Two questions: What is the next big thing in horror fiction?

Also, what type of horror writer are you? Do you go for the splatter side of things, or do you prefer to give your reader the creeps?

With the announcement of Justin Cronin's three-book deal for an apocalyptic vampire deal (Agent Lori Perkins nicely details the deal here-second post from the top), I think it's kind of fun to attempt our predictions of the next big trend in horror fiction. Zombies have been strong over the last decade or so, and I'm noticing more trade paperbacks leaning toward supernatural splatter (just finished Brian Keene's Ghoul). I also read Ray Garton's The Folks this week. Ick. Well written but flat-out gross.

I received a batch of pleasant rejections from my agent yesterday, and one editor did say that he tends to purchase more of the "splatter" variety of horror. I wrote Bernadette back and told her I don't know that I'll ever write that style of horror effectively. I tend to want to create a sustained tone with my audience, and I tend to shoot more for the psychological aspects of fear as opposed to the visceral side of it (I never got into rotting bodies, festering boils, teaming maggots and the like).

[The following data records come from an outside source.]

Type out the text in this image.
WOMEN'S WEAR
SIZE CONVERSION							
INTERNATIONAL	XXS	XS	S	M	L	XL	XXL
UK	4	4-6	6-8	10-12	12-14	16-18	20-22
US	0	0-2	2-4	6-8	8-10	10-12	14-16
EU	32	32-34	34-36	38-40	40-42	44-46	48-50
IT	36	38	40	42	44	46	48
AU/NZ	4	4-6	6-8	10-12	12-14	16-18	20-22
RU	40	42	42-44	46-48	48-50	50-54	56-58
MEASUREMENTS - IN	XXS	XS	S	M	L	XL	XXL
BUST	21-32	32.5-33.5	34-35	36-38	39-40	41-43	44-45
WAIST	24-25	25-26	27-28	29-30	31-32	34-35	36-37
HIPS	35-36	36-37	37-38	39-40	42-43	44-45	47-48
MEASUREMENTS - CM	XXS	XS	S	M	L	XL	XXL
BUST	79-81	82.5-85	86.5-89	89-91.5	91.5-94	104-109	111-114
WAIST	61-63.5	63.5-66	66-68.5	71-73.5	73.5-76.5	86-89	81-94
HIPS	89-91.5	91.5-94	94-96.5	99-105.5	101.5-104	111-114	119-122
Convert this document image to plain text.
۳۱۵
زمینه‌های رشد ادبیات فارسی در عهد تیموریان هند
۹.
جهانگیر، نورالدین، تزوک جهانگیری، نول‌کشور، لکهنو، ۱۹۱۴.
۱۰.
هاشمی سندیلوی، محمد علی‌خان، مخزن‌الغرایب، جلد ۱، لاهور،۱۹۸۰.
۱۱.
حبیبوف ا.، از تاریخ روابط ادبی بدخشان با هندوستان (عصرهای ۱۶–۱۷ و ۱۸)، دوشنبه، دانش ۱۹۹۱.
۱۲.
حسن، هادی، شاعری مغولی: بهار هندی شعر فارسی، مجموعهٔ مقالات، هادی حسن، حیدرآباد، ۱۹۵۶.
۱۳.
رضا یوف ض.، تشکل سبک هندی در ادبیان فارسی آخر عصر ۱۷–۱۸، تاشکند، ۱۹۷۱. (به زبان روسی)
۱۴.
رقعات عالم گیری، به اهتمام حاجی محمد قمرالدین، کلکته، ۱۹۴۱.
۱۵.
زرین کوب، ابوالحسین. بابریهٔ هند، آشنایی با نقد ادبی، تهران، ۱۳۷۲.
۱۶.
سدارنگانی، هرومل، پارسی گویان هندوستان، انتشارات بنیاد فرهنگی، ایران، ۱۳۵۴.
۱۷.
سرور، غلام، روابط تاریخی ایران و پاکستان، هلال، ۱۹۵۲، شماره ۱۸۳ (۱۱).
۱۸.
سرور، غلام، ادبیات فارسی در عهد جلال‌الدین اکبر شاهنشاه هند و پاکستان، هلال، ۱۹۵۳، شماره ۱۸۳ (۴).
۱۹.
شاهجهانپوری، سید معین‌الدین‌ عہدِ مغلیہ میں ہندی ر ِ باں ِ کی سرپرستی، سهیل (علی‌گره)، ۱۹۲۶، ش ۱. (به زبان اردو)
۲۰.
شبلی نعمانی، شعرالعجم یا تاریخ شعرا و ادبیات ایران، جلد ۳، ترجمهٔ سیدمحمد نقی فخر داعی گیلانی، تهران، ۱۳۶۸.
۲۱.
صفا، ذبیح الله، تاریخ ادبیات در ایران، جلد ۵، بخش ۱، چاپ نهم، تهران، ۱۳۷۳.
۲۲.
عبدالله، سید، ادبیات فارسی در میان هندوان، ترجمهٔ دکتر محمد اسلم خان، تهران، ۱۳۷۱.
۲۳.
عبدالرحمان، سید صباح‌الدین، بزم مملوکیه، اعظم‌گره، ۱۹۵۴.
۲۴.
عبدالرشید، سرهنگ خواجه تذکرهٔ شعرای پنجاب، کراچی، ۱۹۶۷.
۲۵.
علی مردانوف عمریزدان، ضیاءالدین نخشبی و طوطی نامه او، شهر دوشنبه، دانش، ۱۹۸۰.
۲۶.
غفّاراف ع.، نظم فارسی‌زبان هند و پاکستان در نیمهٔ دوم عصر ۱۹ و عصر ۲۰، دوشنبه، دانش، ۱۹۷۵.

I think of the division between lots of early Stephen King (although Carrie and Salem's Lot both buck this trend) and his later stuff (Bag of Bones and Lisey's Story). The early stuff was high on the gross-out factor, the writer's equivalent of the on-screen carnage in most modern horror films like Hostel and Audition. The later stuff points to the veiled horror that happens either off-screen or in the plot set-up. In my novel , when the Wendigo awakens to find a few hunger pangs in his belly, he sets off to get a bite to eat (or three). In the opening chapters, he takes a number of Astorians from their homes, and while I find this horrifying, I don't glamorize their deaths, nor do I use hyperbole in my depiction of the monster. It's his human form, the ghost of French trapper Louis Bascombe, that's most frightening. It's his gluttony and selfishness-and the act of cannibalism he committed that cursed him to become a Wendigo-that gets under my skin. Maybe it's just me, but I often find that when horror is executed well, less is often more.

As for my first question up there, I'm going to finish the haunted love story I'm working on, and then it's on to my ode to the haunted house. Only this won't be a house, it'll be an apartment building. And it won't be haunted so much as alive.


What do you guys think? Where are we going, and which brand of horror fiction has a greater impact on you?